2014 Cape Town Co-educators

2014 Cape Town Co-educators

Chapman's Peak

At Chapman's Peak
Back row: Manuela, Johnny, Morgan, Jenna, Lauren, Drew, Allie, David, Ken, Sarah, Emily K, Ava
Middle row: Jen, Savannah, Val, Emily B, Cassie, Katrina, Emily W
Front row: Snigdha,Tina, Jessica, Melanie, Courtney, Ryan
Very front: Kiya

Welcome to our blog

WELCOME TO OUR BLOG

As anyone who has participated in UConn's Study Abroad in Cape Town Program can attest, there are no words to adequately explain the depth of the experiences, no illustrations to sufficiently describe the hospitality of the people, and no pictures to begin to capture the exquisiteness of the scenery. Therefore this blog is merely intended to provide an unfolding story of the twenty-six 2014 co-educators who are traveling together as companions on this amazing journey.

As Resident Director and Faculty Advisor of this program since 2008 it is once again my privilege and honor to accompany yet another group of exceptional students to this place I have come to know and love.

In peace, with hope,
Marita McComiskey, PhD
(marita4peace@gmail.com)



Thursday, April 17, 2014

Snigdha's excursions . . . to Jo'burg and hospital

Snigdha in Kruger
Oh boy.  So much has happened since my last blog post.  We went to Johannesburg and Kruger National Park on excursion and it was awesome. Johannesburg is definitely a very different place from Cape Town and I expected it to be more metropolitanesque of an area.  In Cape Town I’ve been hearing the saying that people often go to Johannesburg to work because that is where the money is.  The first night off when we were there I could tell because the minimum cab fare was R70 when it’s R30 in Cape Town.  Again, just a very different place from Cape Town.  We went to casinos and museums and a prison that housed Mandela and Ghandi and other political prisoners.  It was an amazing experience to be at the museums because for a brief moment I felt like I was standing in the middle of history itself.  The level of brutality people faced during apartheid was horrifying.  Visiting the Hector Pieterson Museum as well as the Sharpeville Memorial really opened my eyes to the struggle that people faced.  And it is not just any people, but students.  Kids my age and even younger were in the streets in Soweto protesting for a better education.  I myself have taken education for granted but being at the Hector Pieterson Museum I saw how students died for their right to learn.  I kept asking myself if I could ever have the courage to participate in a protest like that.  I have never in my life had to fight for the right to education and so I don’t think I’ve ever really appreciated just how lucky I am.  I was talking to a friend and she told me that her parents would never have let her go into such a protest no matter how noble the cause because ‘life threatening’ is just too much of a risk.  I was thinking about this and realized how my parents would have reacted the same exact way.  I wonder how all the parents whose children marched and died that day in Soweto felt.  Did they know that was the last time they would speak to their child?  Did they allow them to protest? Or did the child him/herself insist on marching? Student protests at this level of intensity are something just so foreign to me that I just can’t relate.  It is something so far from my mind that I can’t believe something like this is actually real.  The Soweto Uprising doesn’t seem real, yet the photos are as real as it gets. 

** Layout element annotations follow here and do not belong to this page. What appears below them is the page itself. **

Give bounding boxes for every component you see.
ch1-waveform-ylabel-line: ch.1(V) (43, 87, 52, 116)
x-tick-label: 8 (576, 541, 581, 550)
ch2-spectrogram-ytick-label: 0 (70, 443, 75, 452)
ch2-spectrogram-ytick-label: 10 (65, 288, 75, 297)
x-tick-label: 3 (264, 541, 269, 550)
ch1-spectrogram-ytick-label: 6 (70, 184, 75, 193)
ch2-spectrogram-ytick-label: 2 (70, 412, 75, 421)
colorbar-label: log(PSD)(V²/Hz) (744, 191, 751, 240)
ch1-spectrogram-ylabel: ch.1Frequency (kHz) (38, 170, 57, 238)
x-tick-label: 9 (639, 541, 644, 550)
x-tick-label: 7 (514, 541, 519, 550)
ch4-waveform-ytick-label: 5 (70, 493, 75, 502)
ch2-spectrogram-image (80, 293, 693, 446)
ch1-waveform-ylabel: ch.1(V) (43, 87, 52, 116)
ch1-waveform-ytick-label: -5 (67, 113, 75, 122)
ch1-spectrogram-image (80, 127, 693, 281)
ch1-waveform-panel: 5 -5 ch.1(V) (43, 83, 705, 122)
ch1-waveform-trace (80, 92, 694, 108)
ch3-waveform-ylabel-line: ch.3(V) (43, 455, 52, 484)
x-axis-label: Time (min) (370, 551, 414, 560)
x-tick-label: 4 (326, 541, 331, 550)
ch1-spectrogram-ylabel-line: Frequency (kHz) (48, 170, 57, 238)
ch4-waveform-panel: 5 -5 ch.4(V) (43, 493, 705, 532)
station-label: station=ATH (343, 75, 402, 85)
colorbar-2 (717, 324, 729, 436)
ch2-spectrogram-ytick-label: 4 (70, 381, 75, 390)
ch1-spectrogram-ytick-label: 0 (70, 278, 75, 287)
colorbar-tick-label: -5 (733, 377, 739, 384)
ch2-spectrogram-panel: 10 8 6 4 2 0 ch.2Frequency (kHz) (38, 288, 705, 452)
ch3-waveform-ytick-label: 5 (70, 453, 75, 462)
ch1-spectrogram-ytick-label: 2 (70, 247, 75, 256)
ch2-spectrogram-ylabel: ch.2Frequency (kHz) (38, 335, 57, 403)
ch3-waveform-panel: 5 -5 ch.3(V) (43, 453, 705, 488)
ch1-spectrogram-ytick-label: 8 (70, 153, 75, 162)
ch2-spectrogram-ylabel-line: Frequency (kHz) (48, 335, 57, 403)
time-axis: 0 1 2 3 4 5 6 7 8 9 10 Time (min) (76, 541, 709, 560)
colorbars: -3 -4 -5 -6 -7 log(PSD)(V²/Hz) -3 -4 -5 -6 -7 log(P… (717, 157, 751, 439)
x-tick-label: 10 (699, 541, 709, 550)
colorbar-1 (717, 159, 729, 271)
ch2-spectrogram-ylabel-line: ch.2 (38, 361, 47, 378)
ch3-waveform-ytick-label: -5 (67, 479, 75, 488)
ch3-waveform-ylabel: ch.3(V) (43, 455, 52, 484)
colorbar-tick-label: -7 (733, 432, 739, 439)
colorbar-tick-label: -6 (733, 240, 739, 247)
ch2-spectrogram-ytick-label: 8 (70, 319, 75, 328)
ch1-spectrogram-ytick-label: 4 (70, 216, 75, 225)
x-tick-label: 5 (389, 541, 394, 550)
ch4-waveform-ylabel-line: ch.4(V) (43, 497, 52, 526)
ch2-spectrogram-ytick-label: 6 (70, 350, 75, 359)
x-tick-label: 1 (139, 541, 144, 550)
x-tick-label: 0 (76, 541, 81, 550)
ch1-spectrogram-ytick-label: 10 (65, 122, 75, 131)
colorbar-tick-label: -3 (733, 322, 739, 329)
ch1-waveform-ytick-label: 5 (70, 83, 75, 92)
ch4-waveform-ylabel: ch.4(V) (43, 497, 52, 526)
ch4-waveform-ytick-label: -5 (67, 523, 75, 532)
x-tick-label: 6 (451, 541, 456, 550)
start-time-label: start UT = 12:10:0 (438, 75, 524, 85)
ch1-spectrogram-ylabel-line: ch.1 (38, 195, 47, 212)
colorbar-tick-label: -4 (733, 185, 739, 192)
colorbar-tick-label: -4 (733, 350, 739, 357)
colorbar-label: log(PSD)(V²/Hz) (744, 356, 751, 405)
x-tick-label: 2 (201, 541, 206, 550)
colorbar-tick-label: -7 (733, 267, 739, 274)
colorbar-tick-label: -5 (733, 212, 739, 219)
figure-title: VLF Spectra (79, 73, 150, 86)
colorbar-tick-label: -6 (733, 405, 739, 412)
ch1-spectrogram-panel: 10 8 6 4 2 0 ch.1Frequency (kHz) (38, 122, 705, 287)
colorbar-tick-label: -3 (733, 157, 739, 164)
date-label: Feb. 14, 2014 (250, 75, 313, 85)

Johannesburg was just fun because I got to be around all my co educators again.  It felt like orientation. Except this time we all knew each other and it was a lot less awkward.  It was nice to be in each others’ company once again.


I wish the trip could have lasted for a bit longer because as soon as we got back I got sick.  Very sick. Like hospital sick.  That was not a fun experience at all.  However, the hospital I stayed at was very nice and my doctor as well as the nurses were just fantastic when it came to taking care of me.  The admitting nurse asked me what type of insurance I had and I didn’t have an answer for her. Clearly I was not educated about my own health insurance or the health insurance here in South Africa (it’s called Medical Aid by the way) and I just came off as an ignorant American: the one thing I feared the most. But I was also in a lot of pain so I didn’t really mind anything at that point except getting on an IV.  Hospitals here are very similar to those in America. Nothing’s really out of the ordinary.  Except the TV really only played Afrikaans soap operas.  All my nurses were student nurses.  I was in a room with four other beds but I had my own curtain for privacy.  It was a little bit scary spending the night alone in the hospital but I was knocked out after they gave me the drugs.  I only spent one night in the hospital and the throat infection cleared up over the next couple days.  Being sick in a different country is a lot different than being sick back home because everything is so much more dramatic than it needs to be.  I built up everything in my head (so did my parents) and it was just scary. But it was an experience.  I have come full circle with my trip so far!